About the Blog:

Guelph Politico is locally sourced and dedicated to covering the political and cultural scene in the City of Guelph. Est. 2008.

Sunday, May 24, 2009

Saving Local TV

If you've been watching your local CTV or A-Channel station lately, then you know about their campaign to "Save Local TV." Well Saturday, CTV Southwestern Ontario in Kitchener held an open house to drum up support on their end, and by all accounts it seemed to be a rousing success.By the time I got to CTV's King St. location, just before 11 o'clock, there was already a line-up that extended around the front of the building and down the side. All that was involved was a basic tour of the newsroom and studio area; about five stops over 30 minutes. And for that, people lined up in the warming Saturday sun for about 30 minutes to an hour. (My wait was closer to 40 minutes.)

The crux of the situation is that ad revenues are way down for local TV stations, even in spite of the fact that satellite and cable companies are making billions just by carrying the channels. None of that money makes it back to the stations, however. And with time-shifting there's less incentive to tune into your local station when you can watch your favourite program anytime in a six-hour window.

If I may offer my two cents though, I think this is emblematic of deeper problem: how are you to encourage people to watch their local station when everything on it, with the exception of local newscasts, is exactly the same as the others? Sure, there may be one or two different programs squeezed in between network mandated programming line-ups, but there's actually very few hours in the day that a local station can call their own. Not to mention there's a real lack of separate identity: it's CTV Southwestern Ontario now, not CKCO Kitchener. The irony is, in the case of the A-Channel stations at least, that before being folded into the A-Channel network, all those stations were pretty individualistic.
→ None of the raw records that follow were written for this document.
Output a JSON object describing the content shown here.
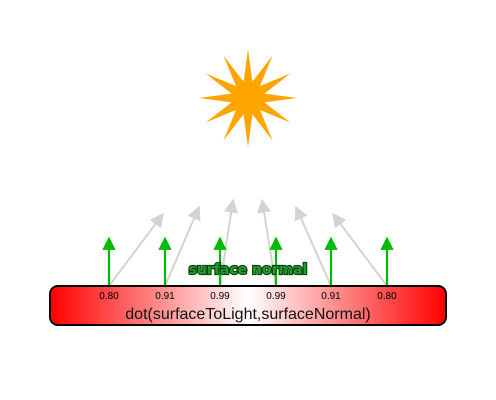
{
  "diagram": {
    "light_source": "sun-icon",
    "normal_label": "surface normal",
    "bar_label": "dot(surfaceToLight,surfaceNormal)",
    "dot_values": [
      "0.80",
      "0.91",
      "0.99",
      "0.99",
      "0.91",
      "0.80"
    ],
    "colors": {
      "sun": "#ffa500",
      "normal_arrow": "#00bb00",
      "light_arrow": "#d3d3d3",
      "gradient_edge": "#ff0000",
      "gradient_center": "#ffffff",
      "bar_border": "#000000"
    }
  }
}
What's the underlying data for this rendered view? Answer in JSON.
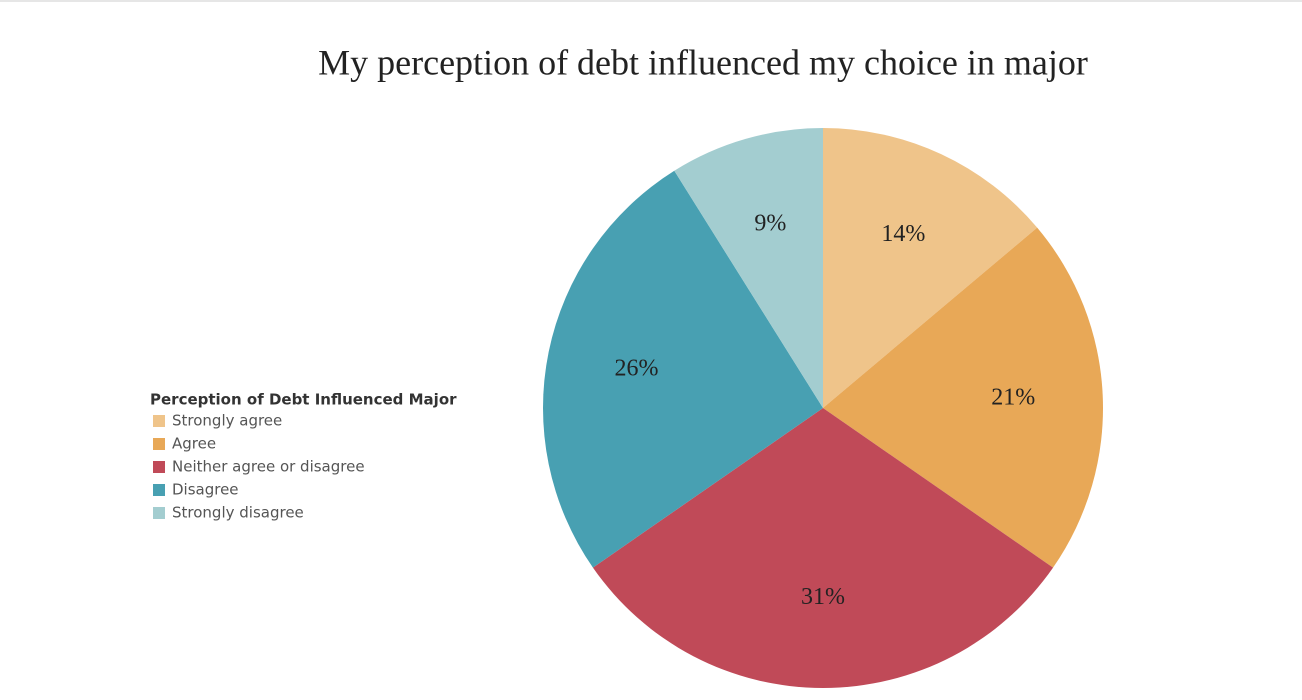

But no matter how we got here, the point is still important and timely. At the very least, information that affects you daily, that has or will have an immediate impact on your life, will be seen on your local newscast. It's like why I say voting in municipal elections is important: it's where 99 per cent of the things that affect you a daily basis happen. The national news covers national issues, you want to know about school funding, property taxes, local festivals and sports, you go to your local TV station. It's worth saving and supporting.